No se iba con nadie. Estaba sola.

La sentí. Creo que la energía derrochada por mi cuerpo le dio coraje para capear el espesor de la concurrencia y el humo. En un par de vueltas quedó encumbrada en una posición estelar en una esquina del improvisado piso de baile desde donde me dedicó miradas a quemarropa. Mi cuerpo, contagiado por la energía de la salsa y la de la invisible de zapatos de charol finalmente pudo responderle. Entonces, lejanas de tontos y miedos, lejanas de tanto tonto y de tantos miedos fuimos uno, fuimos una. Abandoné a mi compañera de baile, envalentoné mis actos y derroché la energía esa que se derrocha sólo en los instantes en que se tiene más miedo, en esos instantes en los que o es el cielo o el abismo, lo blanco o lo negro, sólo aquellos instantes que desembocan en los más intensos momentos. No recuerdo si fui yo o ella, lo que sí me acuerdo es que hablamos lo suficiente como para escarbar los minutos previos a nuestro encuentro. De cerca, era inesquivable. Imposible desviar mis pupilas hacia otra imagen, la de su cabello caoba y sus pupilas tiznadas de negro, la de su porte inconfundible y sus pantorrillas perfectas de esas de las que yo carezco y que sólo pertenecen a los travestis.

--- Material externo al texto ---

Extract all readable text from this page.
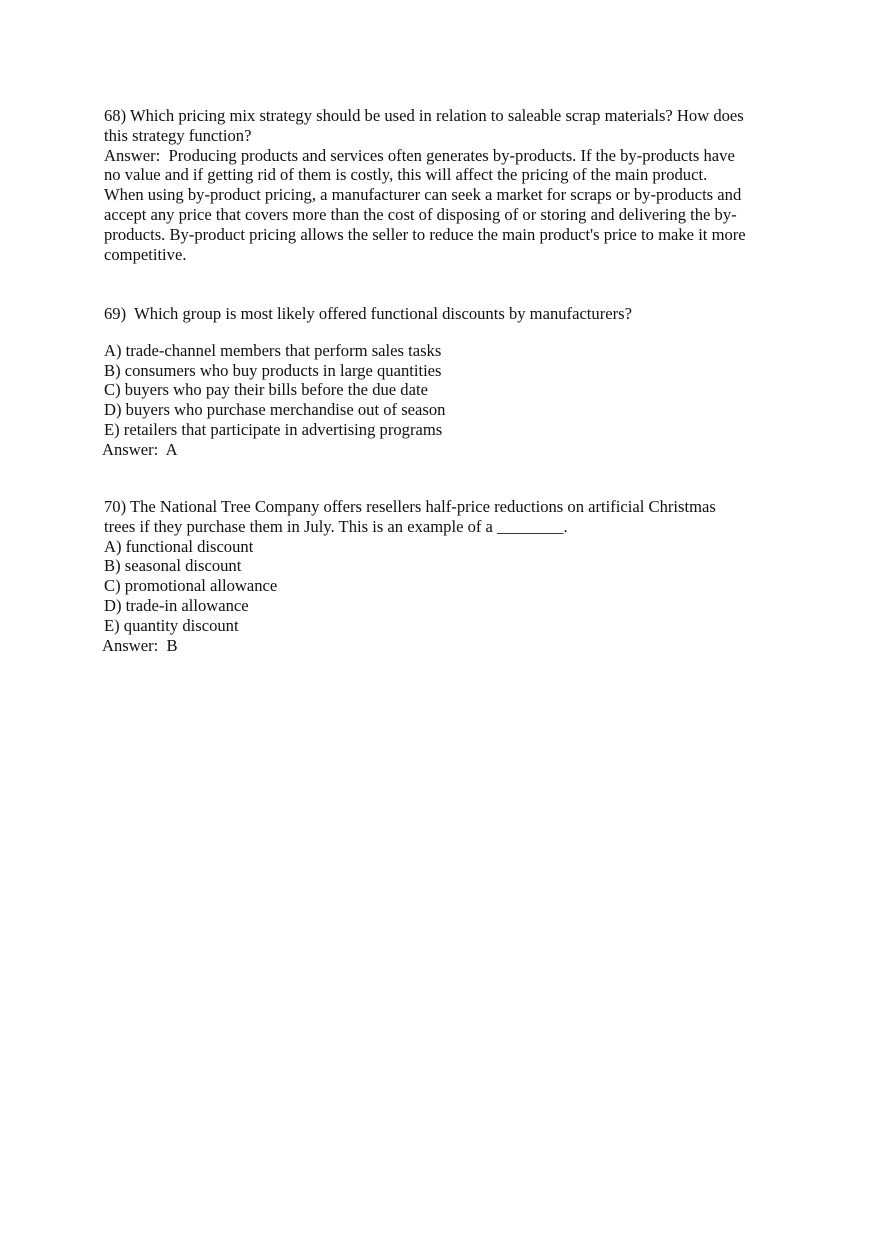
68) Which pricing mix strategy should be used in relation to saleable scrap materials? How does
this strategy function?
Answer:  Producing products and services often generates by-products. If the by-products have
no value and if getting rid of them is costly, this will affect the pricing of the main product.
When using by-product pricing, a manufacturer can seek a market for scraps or by-products and
accept any price that covers more than the cost of disposing of or storing and delivering the by-
products. By-product pricing allows the seller to reduce the main product's price to make it more
competitive.
69)  Which group is most likely offered functional discounts by manufacturers?
A) trade-channel members that perform sales tasks
B) consumers who buy products in large quantities
C) buyers who pay their bills before the due date
D) buyers who purchase merchandise out of season
E) retailers that participate in advertising programs
Answer:  A
70) The National Tree Company offers resellers half-price reductions on artificial Christmas
trees if they purchase them in July. This is an example of a ________.
A) functional discount
B) seasonal discount
C) promotional allowance
D) trade-in allowance
E) quantity discount
Answer:  B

Poco después supe sus gustos y su procedencia y ella lo supo también. Se llamaba Ernesto, Ernestina y yo Ana. Era un ilegal. Yo no. Nadie nos preguntó nada en el civil. Una mujer, un hombre. Una pareja como tantas. Era imposible pensar que era de teatro ese amor que nos reventaba por los ojos. Han pasado algunos años y mi madre lo adora, la adora. Son ellos y ellas quienes nos rechazan. Hemos sido sistemáticamente echados del edén que propició nuestro encuentro y bienvenidos en el infierno desde donde salimos. Ayer, cuando llevábamos a nuestra hija a la peluquería (se llama Ernestiana) el peluquero, ex pareja de Ernesto, no nos quiso atender. A él le dio mucha pena. A mí no me dio pena, me dio rabia, la verdad. Pero luego pasó. Una hija y la más bella de las mujeres: una con pantorrillas extensas y cutis canela... el mejor antídoto para maldecir sin culpa. Nuestra pequeña sonríe mucho, pero es tenaz. Carga con ella mi carácter de amazona y mis largas piernas. Los ojos, cejas y la tez pertenecen a Ernesto. Naturalmente tiene también el color de la greda, gracias a ella o gracias a él y gracias a mí.